Zinc Accumulation in Indian Mustard as Influenced by Nitrogen and Phosphorus Nutrition

Abstract

Mineral nutrition influences plant growth and absorption of elements, which are two factors that influence the accumulation of elements in plant tissues. Proper nutrition may enhance zinc (Zn) accumulation in plants and their potential for land remediation by phytoextraction. Objectives of this study were to determine the effects of nitrogen (N) and phosphorus (P) supply on growth and Zn accumulation by Indian mustard (Brassica juncea Czern.) under simulated Zn‐contaminated conditions. In a factorial experiment, B. juncea (accession 426308) was supplied with five levels of N (50, 150, 250, 350, and 450 mg L−1) in combination with four levels of P (5, 20, 35, and 50 mg L−1) for 3 weeks in solution culture. All solutions contained 3.0 mg Zn L−1, a level of Zn determined to cause Zn toxicity in B. juncea. Although plants had a mean leaf Zn concentration of 639 µg g−1, they did not exhibit symptoms of Zn toxicity (chlorosis of young leaves). Shoot dry mass increased from 9.6 to 14.0 g plant−1 with increasing supply of N up to 150 mg N L−1, but higher levels of N supply did not increase shoot mass further.
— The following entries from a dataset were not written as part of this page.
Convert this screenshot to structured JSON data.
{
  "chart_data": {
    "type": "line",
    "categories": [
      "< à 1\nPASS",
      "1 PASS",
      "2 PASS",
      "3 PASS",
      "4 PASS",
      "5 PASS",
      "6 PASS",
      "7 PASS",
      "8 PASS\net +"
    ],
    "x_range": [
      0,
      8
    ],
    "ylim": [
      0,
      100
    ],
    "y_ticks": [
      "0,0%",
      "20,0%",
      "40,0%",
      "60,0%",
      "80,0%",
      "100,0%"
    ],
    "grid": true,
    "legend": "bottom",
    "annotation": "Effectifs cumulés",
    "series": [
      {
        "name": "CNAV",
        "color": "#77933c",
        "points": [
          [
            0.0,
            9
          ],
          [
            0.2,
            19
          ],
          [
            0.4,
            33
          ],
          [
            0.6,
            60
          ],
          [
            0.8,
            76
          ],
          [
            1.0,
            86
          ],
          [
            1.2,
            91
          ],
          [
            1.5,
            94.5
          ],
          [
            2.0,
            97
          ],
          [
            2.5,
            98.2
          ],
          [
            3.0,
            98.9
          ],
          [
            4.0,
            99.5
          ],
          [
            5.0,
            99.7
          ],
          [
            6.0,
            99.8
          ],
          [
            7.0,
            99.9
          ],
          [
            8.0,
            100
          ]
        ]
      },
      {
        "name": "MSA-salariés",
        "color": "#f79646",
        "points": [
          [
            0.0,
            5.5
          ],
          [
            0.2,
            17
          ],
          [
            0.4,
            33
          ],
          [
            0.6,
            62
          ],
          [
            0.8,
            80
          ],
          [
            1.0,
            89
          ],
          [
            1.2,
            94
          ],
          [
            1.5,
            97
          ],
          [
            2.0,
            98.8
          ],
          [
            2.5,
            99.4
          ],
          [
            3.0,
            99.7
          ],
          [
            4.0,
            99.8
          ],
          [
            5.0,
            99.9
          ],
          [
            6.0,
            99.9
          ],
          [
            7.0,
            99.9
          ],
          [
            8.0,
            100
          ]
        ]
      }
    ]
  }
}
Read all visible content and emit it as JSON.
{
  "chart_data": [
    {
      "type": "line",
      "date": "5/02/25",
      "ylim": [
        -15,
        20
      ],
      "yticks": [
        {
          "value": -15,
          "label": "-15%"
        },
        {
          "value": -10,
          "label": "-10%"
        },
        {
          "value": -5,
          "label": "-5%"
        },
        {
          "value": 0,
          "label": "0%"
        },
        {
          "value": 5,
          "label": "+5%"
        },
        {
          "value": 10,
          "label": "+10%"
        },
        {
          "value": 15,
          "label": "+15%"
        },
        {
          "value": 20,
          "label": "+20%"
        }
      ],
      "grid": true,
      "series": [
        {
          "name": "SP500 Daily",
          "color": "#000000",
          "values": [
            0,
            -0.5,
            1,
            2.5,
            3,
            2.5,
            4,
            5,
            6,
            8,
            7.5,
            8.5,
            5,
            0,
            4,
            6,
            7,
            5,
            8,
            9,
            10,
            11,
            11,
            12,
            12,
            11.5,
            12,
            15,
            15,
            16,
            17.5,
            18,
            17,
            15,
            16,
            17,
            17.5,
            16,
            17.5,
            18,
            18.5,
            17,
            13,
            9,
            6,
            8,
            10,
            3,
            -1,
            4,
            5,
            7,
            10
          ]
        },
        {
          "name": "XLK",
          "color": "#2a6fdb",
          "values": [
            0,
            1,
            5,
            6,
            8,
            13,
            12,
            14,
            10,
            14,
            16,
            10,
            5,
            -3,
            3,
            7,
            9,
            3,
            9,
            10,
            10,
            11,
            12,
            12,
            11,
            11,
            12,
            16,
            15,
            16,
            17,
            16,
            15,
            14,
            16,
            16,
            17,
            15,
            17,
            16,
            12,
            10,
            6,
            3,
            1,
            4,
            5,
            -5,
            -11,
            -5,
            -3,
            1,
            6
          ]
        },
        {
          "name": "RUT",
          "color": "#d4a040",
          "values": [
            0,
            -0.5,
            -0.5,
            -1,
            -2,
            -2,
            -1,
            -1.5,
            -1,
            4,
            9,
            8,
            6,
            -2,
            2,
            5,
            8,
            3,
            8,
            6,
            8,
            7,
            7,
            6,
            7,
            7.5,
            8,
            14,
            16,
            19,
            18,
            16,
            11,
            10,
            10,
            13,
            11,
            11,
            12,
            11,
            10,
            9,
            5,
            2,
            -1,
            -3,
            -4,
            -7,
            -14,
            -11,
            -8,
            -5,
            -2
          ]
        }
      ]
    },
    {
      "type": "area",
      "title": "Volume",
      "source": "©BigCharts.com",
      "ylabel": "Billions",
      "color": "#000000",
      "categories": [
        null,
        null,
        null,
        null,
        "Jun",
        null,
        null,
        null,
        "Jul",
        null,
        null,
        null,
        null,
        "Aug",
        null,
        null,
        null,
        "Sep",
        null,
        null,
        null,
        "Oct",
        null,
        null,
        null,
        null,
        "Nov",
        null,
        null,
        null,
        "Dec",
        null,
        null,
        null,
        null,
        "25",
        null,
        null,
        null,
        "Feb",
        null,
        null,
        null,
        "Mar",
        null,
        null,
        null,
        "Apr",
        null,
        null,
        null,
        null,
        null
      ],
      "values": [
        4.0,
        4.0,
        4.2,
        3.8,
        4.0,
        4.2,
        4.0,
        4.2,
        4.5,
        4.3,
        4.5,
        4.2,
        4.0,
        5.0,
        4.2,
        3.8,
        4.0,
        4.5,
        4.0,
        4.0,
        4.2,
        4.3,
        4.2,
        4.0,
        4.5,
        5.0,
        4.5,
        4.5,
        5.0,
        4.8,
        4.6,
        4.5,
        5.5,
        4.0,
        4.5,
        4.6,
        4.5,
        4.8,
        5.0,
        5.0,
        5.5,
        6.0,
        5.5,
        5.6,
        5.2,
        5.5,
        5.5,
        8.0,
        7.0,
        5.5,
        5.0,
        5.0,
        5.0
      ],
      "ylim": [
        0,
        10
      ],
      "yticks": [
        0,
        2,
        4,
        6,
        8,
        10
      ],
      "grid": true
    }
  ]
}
Plant growth was not influenced by the supply of P in solutions. Mean shoot Zn concentration increased from 483 to 680 µg g−1 as the N concentration in solution increased from 50 to 350 mg N L−1, and shoot Zn concentration increased from 580 to 674 µg g−1 as the P supply in solution increased from 5 to 50 mg L−1. Total Zn accumulation (mg plant−1) in B. juncea shoots increased by 100% (from 4.6 to 9.3 mg Zn plant−1) as the supply of N increased from 50 to 350 mg L−1 and by 20% (from 7.3 to 8.8 mg Zn plant−1) as the supply of P increased from 5 to 50 mg L−1. Iron concentrations in B. juncea roots increased, and concentrations in leaves decreased with increasing supply of P, indicating that plants may be more prone to Fe deficiency with increased P fertility. Results suggest that N fertility, and to a lesser extent P fertility, can be used to increase the Zn phytoextraction potential of B. juncea.